How a Valley Girl landed in Bozeman.
After a decade of swimming through the dating pool of self-absorbed almost-working actors in Los Angeles, I took up with a Montana man.
“Do you want to go on a fun little outing?” Henry asked me our first week of dating, roughly four years ago.
Obviously I said yes because I heard, “Let’s go on a lovely hike along the river. We’ll have a picnic with wine and maybe take our clothes off and fall in love a little bit.” Thrilled, I clipped into my floral fanny pack and slid on my oversized shades, standard hiking accessories in my native L.A.
Instead, he tossed a six-pack in the cooler, loaded up a massive box of clay pigeons and a couple shotguns, and off we headed to Hyalite Canyon for target practice.
But here’s the thing: I was smitten. Not only with the fresh air and startlingly scenic backdrops in every direction, but also with Henry’s candid nature, friendly grin, and his knack for spontaneous adventure. He’s the kind of guy that gives Mantana or Brozeman its epithet—outdoorsy, athletic, plaid-wearing, fire-stoking while drinking beer and whiskey (preferably simultaneously), and a professional recoiler from drama of any kind. Rallying his truck over those colossal potholes got my heart racing, as did the raft-hoisting and riverside-cocktail-slinging.

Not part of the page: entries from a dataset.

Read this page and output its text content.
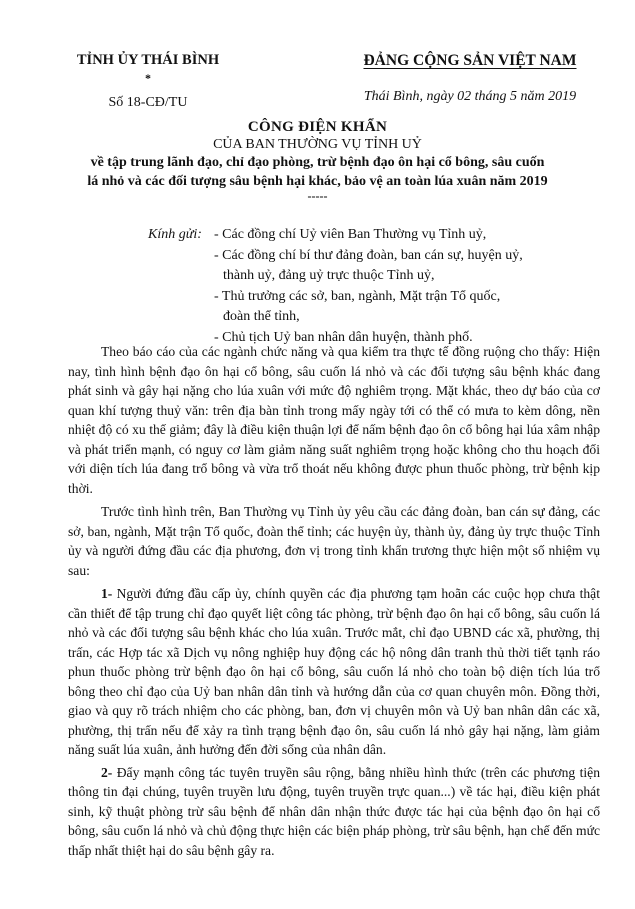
TỈNH ỦY THÁI BÌNH
*
Số 18-CĐ/TU
ĐẢNG CỘNG SẢN VIỆT NAM
Thái Bình, ngày 02 tháng 5 năm 2019
CÔNG ĐIỆN KHẨN
CỦA BAN THƯỜNG VỤ TỈNH UỶ
về tập trung lãnh đạo, chỉ đạo phòng, trừ bệnh đạo ôn hại cổ bông, sâu cuốn
lá nhỏ và các đối tượng sâu bệnh hại khác, bảo vệ an toàn lúa xuân năm 2019
-----
Kính gửi: - Các đồng chí Uỷ viên Ban Thường vụ Tỉnh uỷ,
- Các đồng chí bí thư đảng đoàn, ban cán sự, huyện uỷ,
thành uỷ, đảng uỷ trực thuộc Tỉnh uỷ,
- Thủ trưởng các sở, ban, ngành, Mặt trận Tổ quốc,
đoàn thể tỉnh,
- Chủ tịch Uỷ ban nhân dân huyện, thành phố.

Theo báo cáo của các ngành chức năng và qua kiểm tra thực tế đồng ruộng cho thấy: Hiện nay, tình hình bệnh đạo ôn hại cổ bông, sâu cuốn lá nhỏ và các đối tượng sâu bệnh khác đang phát sinh và gây hại nặng cho lúa xuân với mức độ nghiêm trọng. Mặt khác, theo dự báo của cơ quan khí tượng thuỷ văn: trên địa bàn tỉnh trong mấy ngày tới có thể có mưa to kèm dông, nền nhiệt độ có xu thế giảm; đây là điều kiện thuận lợi để nấm bệnh đạo ôn cổ bông hại lúa xâm nhập và phát triển mạnh, có nguy cơ làm giảm năng suất nghiêm trọng hoặc không cho thu hoạch đối với diện tích lúa đang trổ bông và vừa trổ thoát nếu không được phun thuốc phòng, trừ bệnh kịp thời.

Trước tình hình trên, Ban Thường vụ Tỉnh ủy yêu cầu các đảng đoàn, ban cán sự đảng, các sở, ban, ngành, Mặt trận Tổ quốc, đoàn thể tỉnh; các huyện ủy, thành ủy, đảng ủy trực thuộc Tỉnh ủy và người đứng đầu các địa phương, đơn vị trong tỉnh khẩn trương thực hiện một số nhiệm vụ sau:

1- Người đứng đầu cấp ủy, chính quyền các địa phương tạm hoãn các cuộc họp chưa thật cần thiết để tập trung chỉ đạo quyết liệt công tác phòng, trừ bệnh đạo ôn hại cổ bông, sâu cuốn lá nhỏ và các đối tượng sâu bệnh khác cho lúa xuân. Trước mắt, chỉ đạo UBND các xã, phường, thị trấn, các Hợp tác xã Dịch vụ nông nghiệp huy động các hộ nông dân tranh thủ thời tiết tạnh ráo phun thuốc phòng trừ bệnh đạo ôn hại cổ bông, sâu cuốn lá nhỏ cho toàn bộ diện tích lúa trổ bông theo chỉ đạo của Uỷ ban nhân dân tỉnh và hướng dẫn của cơ quan chuyên môn. Đồng thời, giao và quy rõ trách nhiệm cho các phòng, ban, đơn vị chuyên môn và Uỷ ban nhân dân các xã, phường, thị trấn nếu để xảy ra tình trạng bệnh đạo ôn, sâu cuốn lá nhỏ gây hại nặng, làm giảm năng suất lúa xuân, ảnh hưởng đến đời sống của nhân dân.

2- Đẩy mạnh công tác tuyên truyền sâu rộng, bằng nhiều hình thức (trên các phương tiện thông tin đại chúng, tuyên truyền lưu động, tuyên truyền trực quan...) về tác hại, điều kiện phát sinh, kỹ thuật phòng trừ sâu bệnh để nhân dân nhận thức được tác hại của bệnh đạo ôn hại cổ bông, sâu cuốn lá nhỏ và chủ động thực hiện các biện pháp phòng, trừ sâu bệnh, hạn chế đến mức thấp nhất thiệt hại do sâu bệnh gây ra.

So I put on a trucker hat from Stacey’s and fully adopted the gamer approach: not only willing, but eager, to get down and dirty Montana-style. No whining. Definitely no crying. No high-maintenance requests for rosé instead of PBR, no complaining about mosquitos, no saying “ew,” no wearing shoes too strappy for biking to dinner. Did I mention no crying? It felt like learning another language, a challenging discipline still more appealing than returning to the L.A. I had outgrown.
Riverside beers taste better than beach-front vino.

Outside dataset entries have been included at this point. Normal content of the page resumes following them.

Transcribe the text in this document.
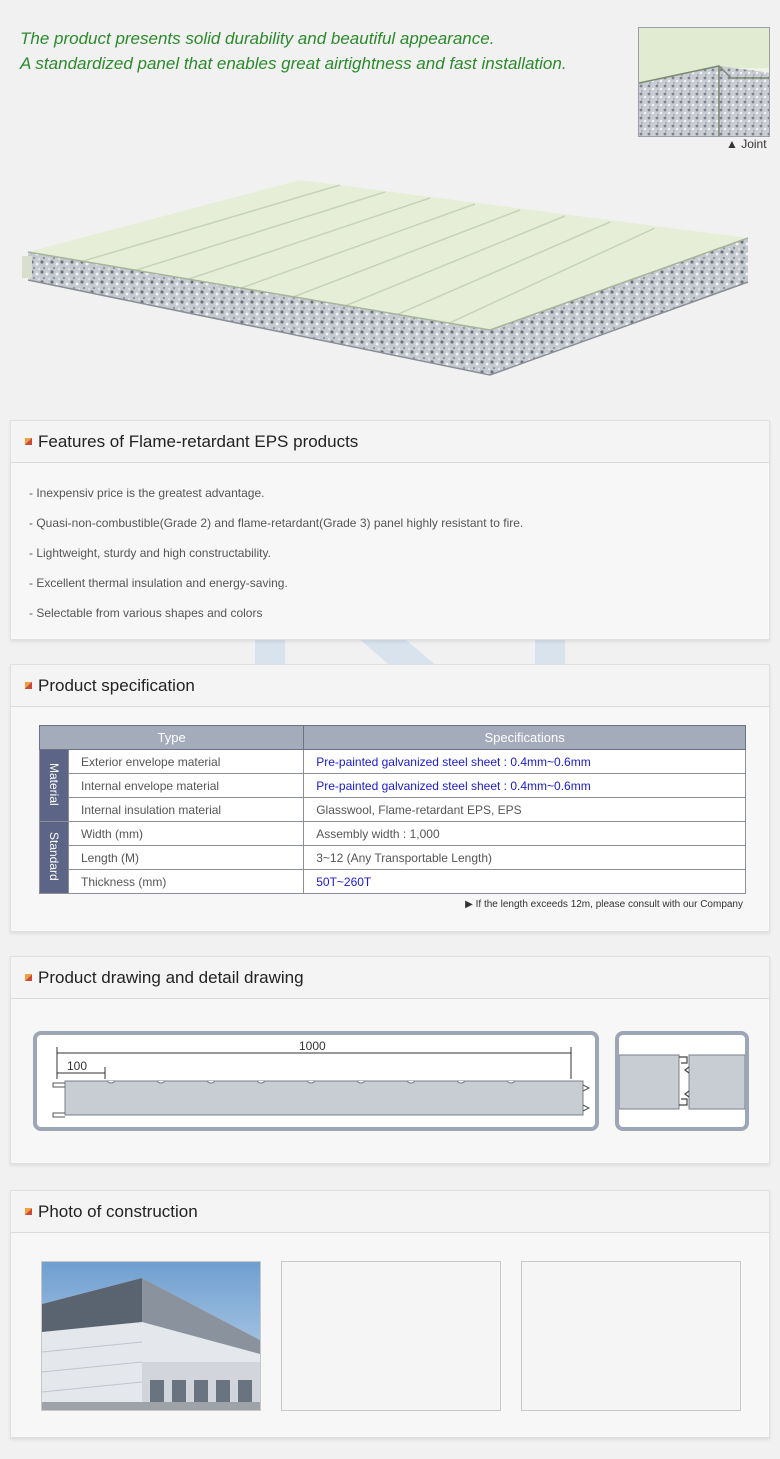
The product presents solid durability and beautiful appearance.
A standardized panel that enables great airtightness and fast installation.
▲ Joint
Features of Flame-retardant EPS products
- Inexpensiv price is the greatest advantage.
- Quasi-non-combustible(Grade 2) and flame-retardant(Grade 3) panel highly resistant to fire.
- Lightweight, sturdy and high constructability.
- Excellent thermal insulation and energy-saving.
- Selectable from various shapes and colors
Product specification
Type		Specifications
Material	Exterior envelope material	Pre-painted galvanized steel sheet : 0.4mm~0.6mm
	Internal envelope material	Pre-painted galvanized steel sheet : 0.4mm~0.6mm
	Internal insulation material	Glasswool, Flame-retardant EPS, EPS
Standard	Width (mm)	Assembly width : 1,000
	Length (M)	3~12 (Any Transportable Length)
	Thickness (mm)	50T~260T
▶ If the length exceeds 12m, please consult with our Company
Product drawing and detail drawing
1000
100
Photo of construction
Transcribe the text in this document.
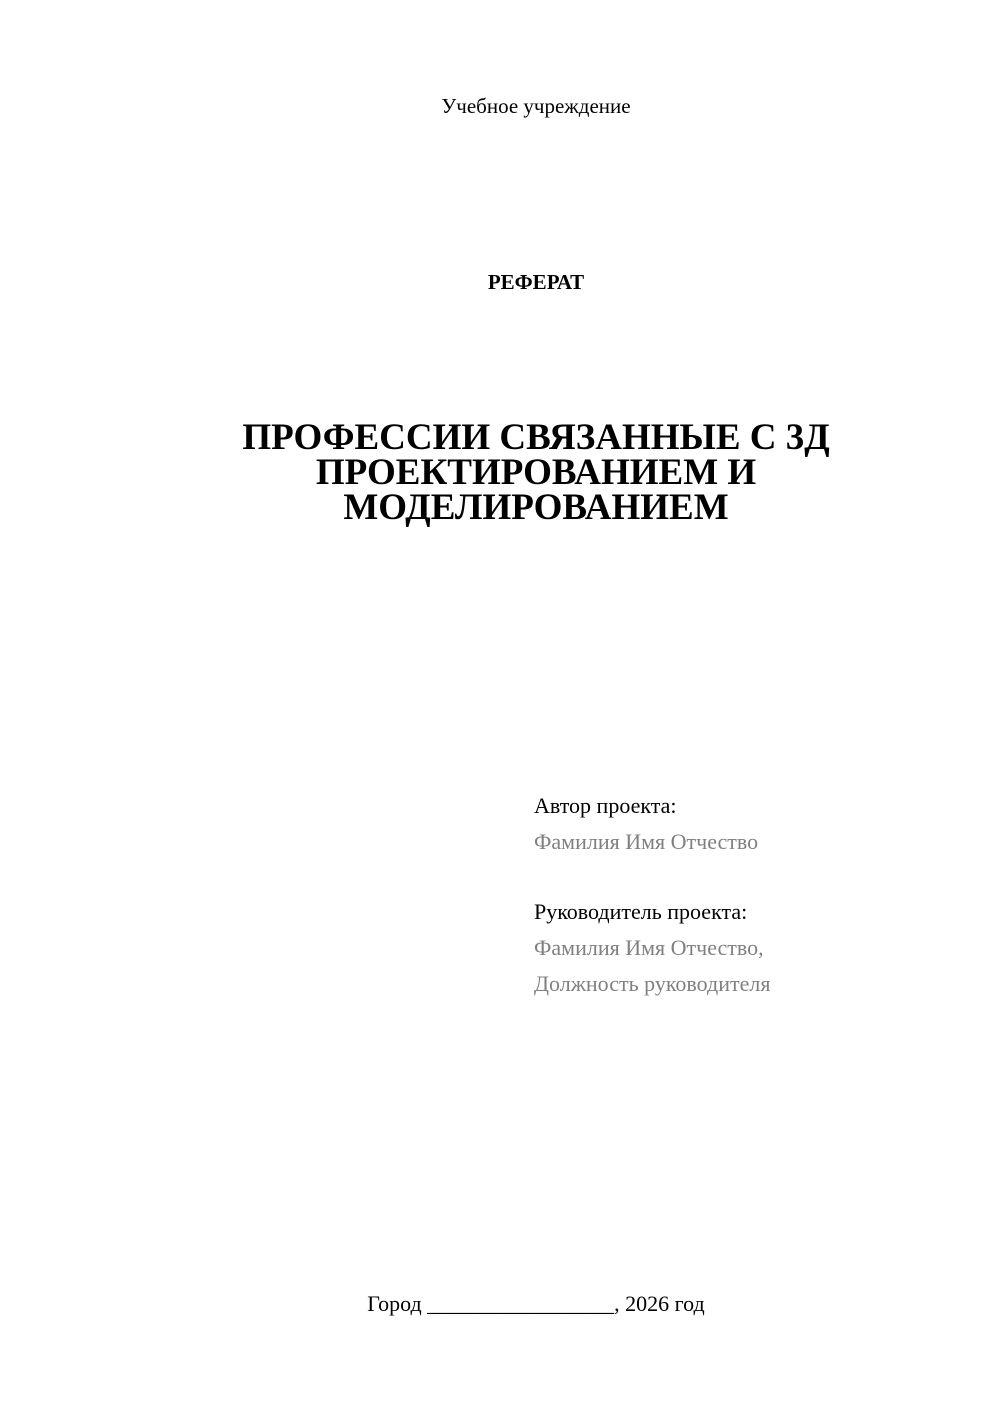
Учебное учреждение
РЕФЕРАТ
ПРОФЕССИИ СВЯЗАННЫЕ С 3Д
ПРОЕКТИРОВАНИЕМ И
МОДЕЛИРОВАНИЕМ
Автор проекта:
Фамилия Имя Отчество
Руководитель проекта:
Фамилия Имя Отчество,
Должность руководителя
Город _________________, 2026 год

Here is the strangest part of that approach. All of those "rules" just meant I said yes more than I said no and I started to feel liberated. There is a gleeful, childlike delight in launching into an adventure without over-analyzing the details beforehand, and by my mid-30s, I had forgotten how revitalizing it could be to dive outside my comfort zone, arms open and hair flying. In those next few weeks, Henry and I road-tripped through Flathead and Glacier. We skinny dipped along the way and several times roasted freshly-caught trout over a campfire under the stars. We drank whiskey, hiked to glacial lakes, and agreed that we liked each other enough to give it a real go.
I moved here. I quit smoking and took up mountain biking and skiing and cooking. As I’ve become more comfortable, rigid rules are giving way to familiarity and mutual respect. I cry when I need to and even though Henry gets a little “deer in the headlights-y,” he’s learned to put his arms around me and talk it through. He occasionally joins me for yoga and I’ve given fly fishing a go—but I hate mosquitos and may have ruined a riverside evening or two racing around wildly spraying DEET. I still prefer rosé but will also enjoy a cold one at Map Brewing while overlooking the pond.
We live in this rad little town with endless opportunities to explore, and adopting the gamer approach whenever possible helps me to make the most of it on one's own and as a couple. Thankfully, Henry feels the same. Despite the inevitable ups and downs we’ve weathered as 36-year-olds figuring our way through life, encouraging each other to show up just as we are means we can experience it together, even if we don’t follow all the rules, and that is saying yes more than saying no in the way that matters most.